Is it? 4e didn't get rid of
<LFQW> (thought it mitigated it) so how is it misleading to claim it still exists in 5e?
LFQW is not just a fancy way if saying "Wizards rule, fighters drool!"
LFQW is a structural feature of class designs in every instance of D&D, except 4e AEDU classes.
4e /completely eliminated LFQW/. Everyone gained limited-use resources at the same rate, all of them scaled at the same rate. Those resources, along with class features, were very different, but they weren't progressing at different rates, which is what LFQW describes.
What it didn't do was perfectly balance classes. Fighters were still the worst out of combat, especially compared to Rogues & Rangers. Wizards were still given a few too many toys, and were still over-versatile. Even if the gaps were a lot smaller, they were still there.
That's not LFQW.
I'm certainly not opposed to such asymmetrical design, but this mainly applies to competitive PvP rather than cooperative PvE.

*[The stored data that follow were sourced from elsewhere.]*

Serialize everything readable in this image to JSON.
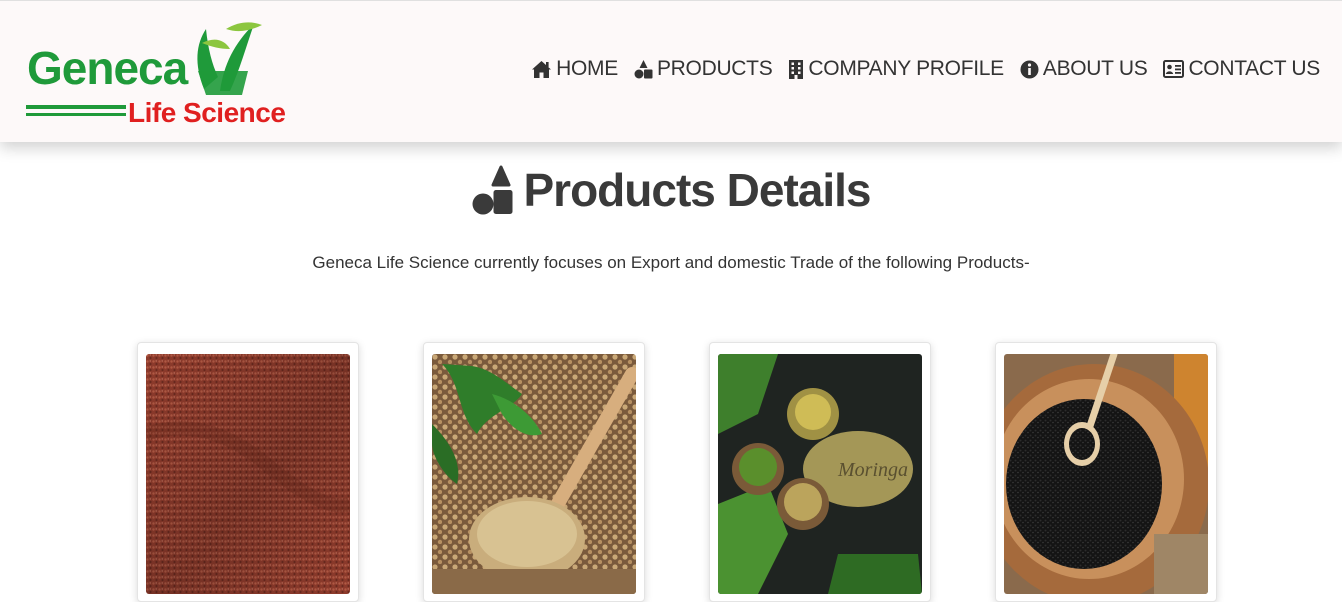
{
  "brand": {
    "name_top": "Geneca",
    "name_bottom": "Life Science",
    "colors": {
      "green": "#1f9a3a",
      "red": "#e02020"
    }
  },
  "nav": {
    "items": [
      {
        "label": "HOME",
        "icon": "home-icon"
      },
      {
        "label": "PRODUCTS",
        "icon": "shapes-icon"
      },
      {
        "label": "COMPANY PROFILE",
        "icon": "building-icon"
      },
      {
        "label": "ABOUT US",
        "icon": "info-circle-icon"
      },
      {
        "label": "CONTACT US",
        "icon": "address-card-icon"
      }
    ]
  },
  "main": {
    "title": "Products Details",
    "title_icon": "shapes-icon",
    "intro": "Geneca Life Science currently focuses on Export and domestic Trade of the following Products-",
    "products": [
      {
        "image": "red-seeds-image"
      },
      {
        "image": "coriander-powder-image"
      },
      {
        "image": "moringa-powder-image"
      },
      {
        "image": "black-seeds-image"
      }
    ]
  }
}
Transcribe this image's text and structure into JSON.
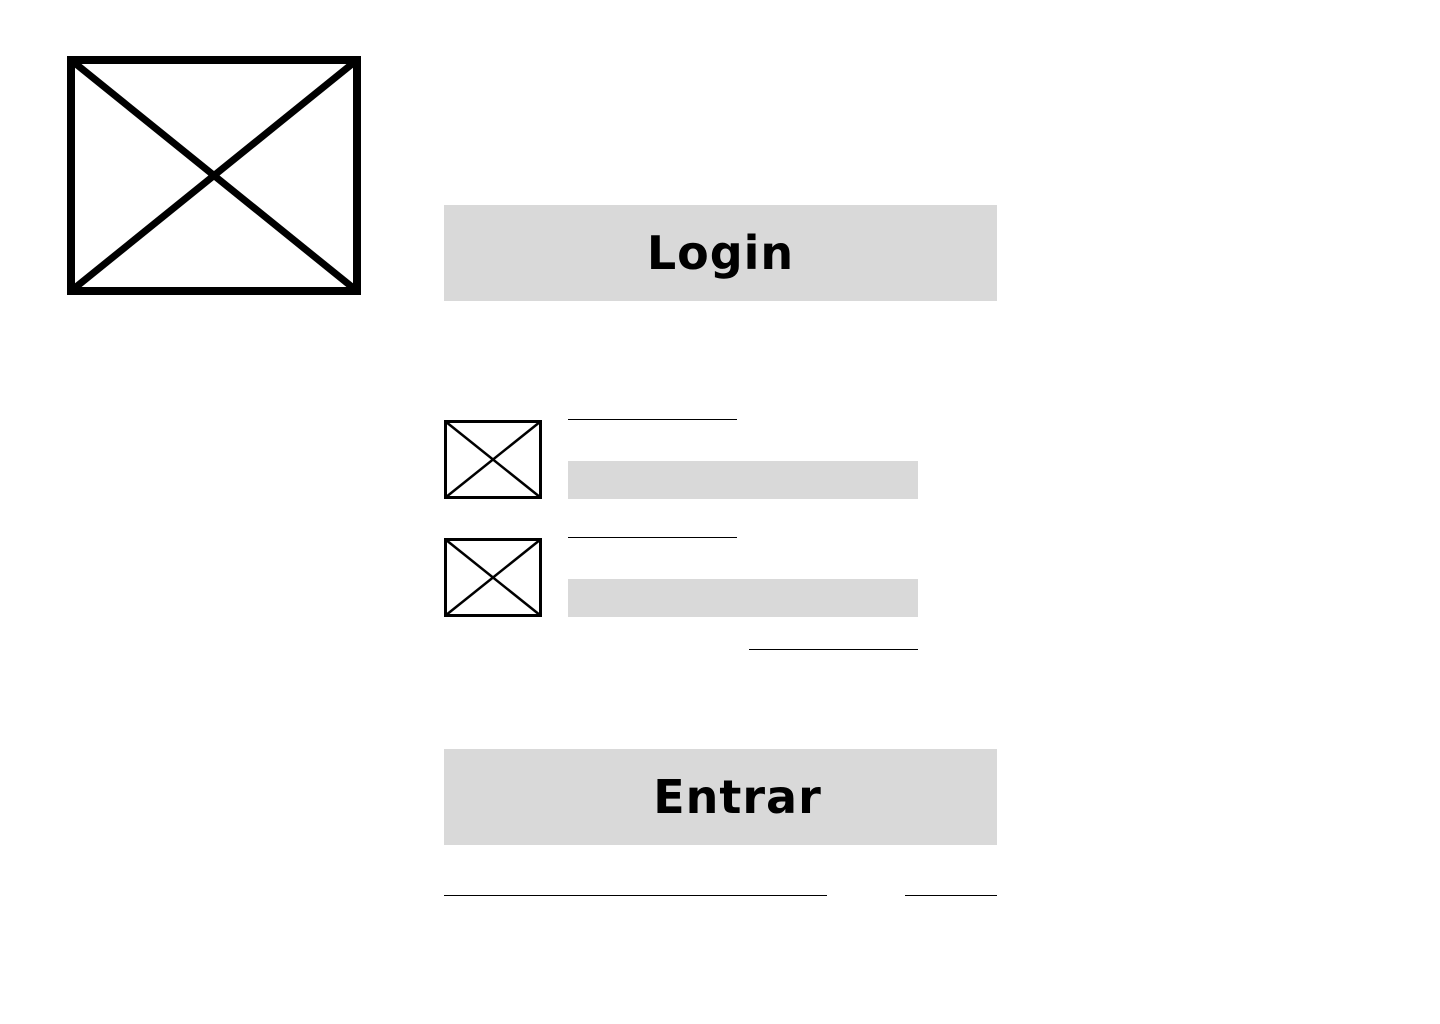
{
  "header": {
    "logo_icon": "image-placeholder-icon",
    "title": "Login"
  },
  "form": {
    "username": {
      "icon": "image-placeholder-icon",
      "value": "",
      "placeholder": ""
    },
    "password": {
      "icon": "image-placeholder-icon",
      "value": "",
      "placeholder": ""
    },
    "submit_label": "Entrar"
  },
  "colors": {
    "block_fill": "#d9d9d9",
    "stroke": "#000000",
    "background": "#ffffff"
  }
}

That TTRPGs /are/ cooperative games isn't always an easy insight. D&D grew out of competitive wargames, and the early game retained that quality, with PCs more like rivals cooperating for survival, while competing for the greatest gains.
Fairness - same options and rules applying to everyone - is enough in a competitive game, because (not too obviously-)bad options just add to the skill factor. Balance is a higher bar, and more important to cooperative games.
, it's more accurate to say, "Please don't publish PF2 without first analyzing how 5e approached fixing 3E in some very fundamental areas."
5e wasn't a fix-up of 3e, it followed 4e, which had fixed a lot if perennial issues. So 5e was a matter of re-breaking solved issues, so that play would be channeled back into the familiar dynamics that coped with, masked, or exploited those issues.
Could that possibly be because PF1's goal was never about "fixing" 3.x but instead about providing continued support for 3.x?
Ding!
RE PF2:
You have to use a higher level slot to heighten the spell.
Wasn't that the case for the Heighten metamagic feat in 3.x/PF1? It raised the save DC by 1 per level higher?
I think autoscaling is only a thing for cantrips...
Sounds like 5e...
spells requiring concentration (don't have the list) will require that the caster use one of their three actions per round to maintain....Levitate is now a 3rd level spell. Fly has been moved from being a 3rd level spell to a 4th level spell.
Those actually do sound a bit like 4e.